Девять лет назад начал я самое обширное из писаний своих, роман-хронику-поэму «Путешествие Глеба». И в других вещах, в зарубежьи мною написанных, уже нет раннего моего импрессионизма, молодой «акварельности», нет и тургеневско-чеховского оттенка, сквозившего иногда в конце предреволюционной полосы. В «Путешествии же Глеба» это видно особенно. Ясно и то, что от предшествующих зарубежных писаний это отличается ббльшим спокойствием тона и удалением от остро-современного. «Путешествие Глеба» обращено к давнему времени России, о нем повествуется как об истории, с желанием, что можно, удержать, зарисовать, ничего не пропуская из того, что было мило сердцу. Это история одной жизни, наполовину автобиография – со всеми и преимуществами, и трудностями жанра. Преимущество – в совершенном знании материала, обладании им изнутри. Трудность – в «нескромности»: на протяжении трех книг автор занят неким Глебом, который, может быть, только ему и интересен, а вовсе не читателю. Но тут у автора появляется и лазейка, и некоторое смягчающее обстоятельство: во-первых, сам Глеб взят не под знаком восторга перед ним.
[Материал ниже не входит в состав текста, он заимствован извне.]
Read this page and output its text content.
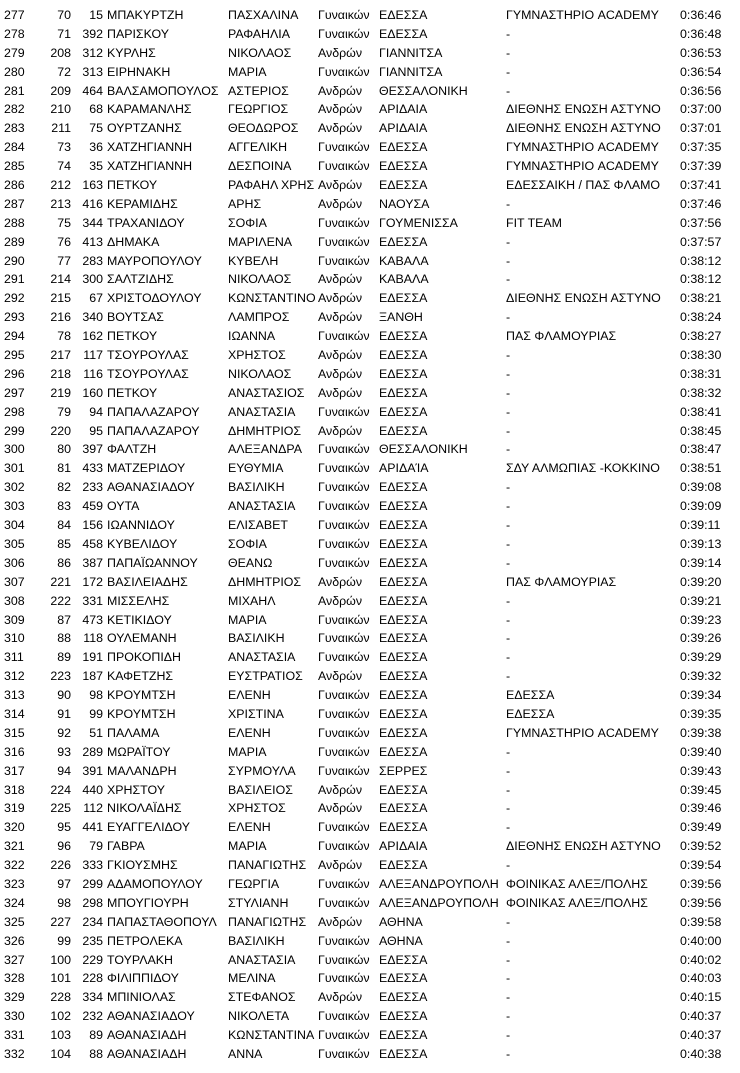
277	70	15 ΜΠΑΚΥΡΤΖΗ	ΠΑΣΧΑΛΙΝΑ	Γυναικών ΕΔΕΣΣΑ	ΓΥΜΝΑΣΤΗΡΙΟ ACADEMY	0:36:46
278	71 392 ΠΑΡΙΣΚΟΥ	ΡΑΦΑΗΛΙΑ	Γυναικών ΕΔΕΣΣΑ	-	0:36:48
279	208 312 ΚΥΡΛΗΣ	ΝΙΚΟΛΑΟΣ	Ανδρών	ΓΙΑΝΝΙΤΣΑ	-	0:36:53
280	72 313 ΕΙΡΗΝΑΚΗ	ΜΑΡΙΑ	Γυναικών ΓΙΑΝΝΙΤΣΑ	-	0:36:54
281	209 464 ΒΑΛΣΑΜΟΠΟΥΛΟΣ ΑΣΤΕΡΙΟΣ	Ανδρών	ΘΕΣΣΑΛΟΝΙΚΗ	-	0:36:56
282	210	68 ΚΑΡΑΜΑΝΛΗΣ	ΓΕΩΡΓΙΟΣ	Ανδρών	ΑΡΙΔΑΙΑ	ΔΙΕΘΝΗΣ ΕΝΩΣΗ ΑΣΤΥΝΟ	0:37:00
283	211	75 ΟΥΡΤΖΑΝΗΣ	ΘΕΟΔΩΡΟΣ	Ανδρών	ΑΡΙΔΑΙΑ	ΔΙΕΘΝΗΣ ΕΝΩΣΗ ΑΣΤΥΝΟ	0:37:01
284	73	36 ΧΑΤΖΗΓΙΑΝΝΗ	ΑΓΓΕΛΙΚΗ	Γυναικών ΕΔΕΣΣΑ	ΓΥΜΝΑΣΤΗΡΙΟ ACADEMY	0:37:35
285	74	35 ΧΑΤΖΗΓΙΑΝΝΗ	ΔΕΣΠΟΙΝΑ	Γυναικών ΕΔΕΣΣΑ	ΓΥΜΝΑΣΤΗΡΙΟ ACADEMY	0:37:39
286	212 163 ΠΕΤΚΟΥ	ΡΑΦΑΗΛ ΧΡΗΣ Ανδρών	ΕΔΕΣΣΑ	ΕΔΕΣΣΑΙΚΗ / ΠΑΣ ΦΛΑΜΟ	0:37:41
287	213 416 ΚΕΡΑΜΙΔΗΣ	ΑΡΗΣ	Ανδρών	ΝΑΟΥΣΑ	-	0:37:46
288	75 344 ΤΡΑΧΑΝΙΔΟΥ	ΣΟΦΙΑ	Γυναικών ΓΟΥΜΕΝΙΣΣΑ	FIT TEAM	0:37:56
289	76 413 ΔΗΜΑΚΑ	ΜΑΡΙΛΕΝΑ	Γυναικών ΕΔΕΣΣΑ	-	0:37:57
290	77 283 ΜΑΥΡΟΠΟΥΛΟΥ	ΚΥΒΕΛΗ	Γυναικών ΚΑΒΑΛΑ	-	0:38:12
291	214 300 ΣΑΛΤΖΙΔΗΣ	ΝΙΚΟΛΑΟΣ	Ανδρών	ΚΑΒΑΛΑ	-	0:38:12
292	215	67 ΧΡΙΣΤΟΔΟΥΛΟΥ	ΚΩΝΣΤΑΝΤΙΝΟ Ανδρών	ΕΔΕΣΣΑ	ΔΙΕΘΝΗΣ ΕΝΩΣΗ ΑΣΤΥΝΟ	0:38:21
293	216 340 ΒΟΥΤΣΑΣ	ΛΑΜΠΡΟΣ	Ανδρών	ΞΑΝΘΗ	-	0:38:24
294	78 162 ΠΕΤΚΟΥ	ΙΩΑΝΝΑ	Γυναικών ΕΔΕΣΣΑ	ΠΑΣ ΦΛΑΜΟΥΡΙΑΣ	0:38:27
295	217 117 ΤΣΟΥΡΟΥΛΑΣ	ΧΡΗΣΤΟΣ	Ανδρών	ΕΔΕΣΣΑ	-	0:38:30
296	218 116 ΤΣΟΥΡΟΥΛΑΣ	ΝΙΚΟΛΑΟΣ	Ανδρών	ΕΔΕΣΣΑ	-	0:38:31
297	219 160 ΠΕΤΚΟΥ	ΑΝΑΣΤΑΣΙΟΣ	Ανδρών	ΕΔΕΣΣΑ	-	0:38:32
298	79	94 ΠΑΠΑΛΑΖΑΡΟΥ	ΑΝΑΣΤΑΣΙΑ	Γυναικών ΕΔΕΣΣΑ	-	0:38:41
299	220	95 ΠΑΠΑΛΑΖΑΡΟΥ	ΔΗΜΗΤΡΙΟΣ	Ανδρών	ΕΔΕΣΣΑ	-	0:38:45
300	80 397 ΦΑΛΤΖΗ	ΑΛΕΞΑΝΔΡΑ	Γυναικών ΘΕΣΣΑΛΟΝΙΚΗ	-	0:38:47
301	81 433 ΜΑΤΖΕΡΙΔΟΥ	ΕΥΘΥΜΙΑ	Γυναικών ΑΡΙΔΑΊΑ	ΣΔΥ ΑΛΜΩΠΙΑΣ -ΚΟΚΚΙΝΟ	0:38:51
302	82 233 ΑΘΑΝΑΣΙΑΔΟΥ	ΒΑΣΙΛΙΚΗ	Γυναικών ΕΔΕΣΣΑ	-	0:39:08
303	83 459 ΟΥΤΑ	ΑΝΑΣΤΑΣΙΑ	Γυναικών ΕΔΕΣΣΑ	-	0:39:09
304	84 156 ΙΩΑΝΝΙΔΟΥ	ΕΛΙΣΑΒΕΤ	Γυναικών ΕΔΕΣΣΑ	-	0:39:11
305	85 458 ΚΥΒΕΛΙΔΟΥ	ΣΟΦΙΑ	Γυναικών ΕΔΕΣΣΑ	-	0:39:13
306	86 387 ΠΑΠΑΪΩΑΝΝΟΥ	ΘΕΑΝΩ	Γυναικών ΕΔΕΣΣΑ	-	0:39:14
307	221 172 ΒΑΣΙΛΕΙΑΔΗΣ	ΔΗΜΗΤΡΙΟΣ	Ανδρών	ΕΔΕΣΣΑ	ΠΑΣ ΦΛΑΜΟΥΡΙΑΣ	0:39:20
308	222 331 ΜΙΣΣΕΛΗΣ	ΜΙΧΑΗΛ	Ανδρών	ΕΔΕΣΣΑ	-	0:39:21
309	87 473 ΚΕΤΙΚΙΔΟΥ	ΜΑΡΙΑ	Γυναικών ΕΔΕΣΣΑ	-	0:39:23
310	88 118 ΟΥΛΕΜΑΝΗ	ΒΑΣΙΛΙΚΗ	Γυναικών ΕΔΕΣΣΑ	-	0:39:26
311	89 191 ΠΡΟΚΟΠΙΔΗ	ΑΝΑΣΤΑΣΙΑ	Γυναικών ΕΔΕΣΣΑ	-	0:39:29
312	223 187 ΚΑΦΕΤΖΗΣ	ΕΥΣΤΡΑΤΙΟΣ	Ανδρών	ΕΔΕΣΣΑ	-	0:39:32
313	90	98 ΚΡΟΥΜΤΣΗ	ΕΛΕΝΗ	Γυναικών ΕΔΕΣΣΑ	ΕΔΕΣΣΑ	0:39:34
314	91	99 ΚΡΟΥΜΤΣΗ	ΧΡΙΣΤΙΝΑ	Γυναικών ΕΔΕΣΣΑ	ΕΔΕΣΣΑ	0:39:35
315	92	51 ΠΑΛΑΜΑ	ΕΛΕΝΗ	Γυναικών ΕΔΕΣΣΑ	ΓΥΜΝΑΣΤΗΡΙΟ ACADEMY	0:39:38
316	93 289 ΜΩΡΑΪΤΟΥ	ΜΑΡΙΑ	Γυναικών ΕΔΕΣΣΑ	-	0:39:40
317	94 391 ΜΑΛΑΝΔΡΗ	ΣΥΡΜΟΥΛΑ	Γυναικών ΣΕΡΡΕΣ	-	0:39:43
318	224 440 ΧΡΗΣΤΟΥ	ΒΑΣΙΛΕΙΟΣ	Ανδρών	ΕΔΕΣΣΑ	-	0:39:45
319	225 112 ΝΙΚΟΛΑΪΔΗΣ	ΧΡΗΣΤΟΣ	Ανδρών	ΕΔΕΣΣΑ	-	0:39:46
320	95 441 ΕΥΑΓΓΕΛΙΔΟΥ	ΕΛΕΝΗ	Γυναικών ΕΔΕΣΣΑ	-	0:39:49
321	96	79 ΓΑΒΡΑ	ΜΑΡΙΑ	Γυναικών ΑΡΙΔΑΙΑ	ΔΙΕΘΝΗΣ ΕΝΩΣΗ ΑΣΤΥΝΟ	0:39:52
322	226 333 ΓΚΙΟΥΣΜΗΣ	ΠΑΝΑΓΙΩΤΗΣ Ανδρών	ΕΔΕΣΣΑ	-	0:39:54
323	97 299 ΑΔΑΜΟΠΟΥΛΟΥ	ΓΕΩΡΓΙΑ	Γυναικών ΑΛΕΞΑΝΔΡΟΥΠΟΛΗ ΦΟΙΝΙΚΑΣ ΑΛΕΞ/ΠΟΛΗΣ	0:39:56
324	98 298 ΜΠΟΥΓΙΟΥΡΗ	ΣΤΥΛΙΑΝΗ	Γυναικών ΑΛΕΞΑΝΔΡΟΥΠΟΛΗ ΦΟΙΝΙΚΑΣ ΑΛΕΞ/ΠΟΛΗΣ	0:39:56
325	227 234 ΠΑΠΑΣΤΑΘΟΠΟΥΛ ΠΑΝΑΓΙΩΤΗΣ Ανδρών	ΑΘΗΝΑ	-	0:39:58
326	99 235 ΠΕΤΡΟΛΕΚΑ	ΒΑΣΙΛΙΚΗ	Γυναικών ΑΘΗΝΑ	-	0:40:00
327	100 229 ΤΟΥΡΛΑΚΗ	ΑΝΑΣΤΑΣΙΑ	Γυναικών ΕΔΕΣΣΑ	-	0:40:02
328	101 228 ΦΙΛΙΠΠΙΔΟΥ	ΜΕΛΙΝΑ	Γυναικών ΕΔΕΣΣΑ	-	0:40:03
329	228 334 ΜΠΙΝΙΟΛΑΣ	ΣΤΕΦΑΝΟΣ	Ανδρών	ΕΔΕΣΣΑ	-	0:40:15
330	102 232 ΑΘΑΝΑΣΙΑΔΟΥ	ΝΙΚΟΛΕΤΑ	Γυναικών ΕΔΕΣΣΑ	-	0:40:37
331	103	89 ΑΘΑΝΑΣΙΑΔΗ	ΚΩΝΣΤΑΝΤΙΝΑ Γυναικών ΕΔΕΣΣΑ	-	0:40:37
332	104	88 ΑΘΑΝΑΣΙΑΔΗ	ΑΝΝΑ	Γυναικών ΕΔΕΣΣΑ	-	0:40:38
Напротив, хоть автор и любит своего подданного, все же покаянный мотив в известной степени проходит через все. Второе: внутренно не оказывается ли Россия главным действующим лицом – тогдашняя ее жизнь, склад, люди, пейзажи, безмерность ее, поля, леса и т. п.? Будто она и на заднем плане, но фон этот, аккомпанемент повествования чем дальше, тем более приобретает самостоятельности. И затем: Бог с ним с Глебом лично, но ведь он такой же (ребенок, позже подросток, юноша), как тысячи других, значит, говорить о его исканиях цели жизненной, томлениях, сомнениях религиозных и пути приближения к Истине, о его попытках творчества и культе творчества – значит, говорить о человеке вообще. А это ведь, пожалуй, и не так не нужно?
Как бы то ни было, это «Путешествие» заняло автора очень надолго – и до сих пор не закончено. Но уже сейчас можно сказать: «Голубая звезда» замыкала первый, русский период писания, «Путешествие Глеба» – второй, зарубежный. Их писал тот же автор. Но никак не скажешь, что он прежний. Писание – как хорошая светочувствительная пластинка. Все принимается и отмечается. Каждый лишний жизненный опыт, каждая горечь сердца, каждая морщинка на лбу сейчас же отзывается на красках, звуках, на архитектуре созидаемого. Оттого писатель немолодой, пересматривая работу свою на протяжении лет, по ней следит изменения жизни своей: разные ее полосы разными сигнальными значками отмечены на той телеграфной ленте, которая есть литературный его путь.
Настанет ли для него период третий, вновь русский? Это вот неизвестно. Настанет – тем лучше. Что может быть радостней для писателя, чем оказаться вновь на своей земле, вновь печатать книги свои в типографиях Москвы, Петербурга? Если же не так случится, то и то хорошо. Значит, так вычерчен узор жизни «Да будет воля Твоя».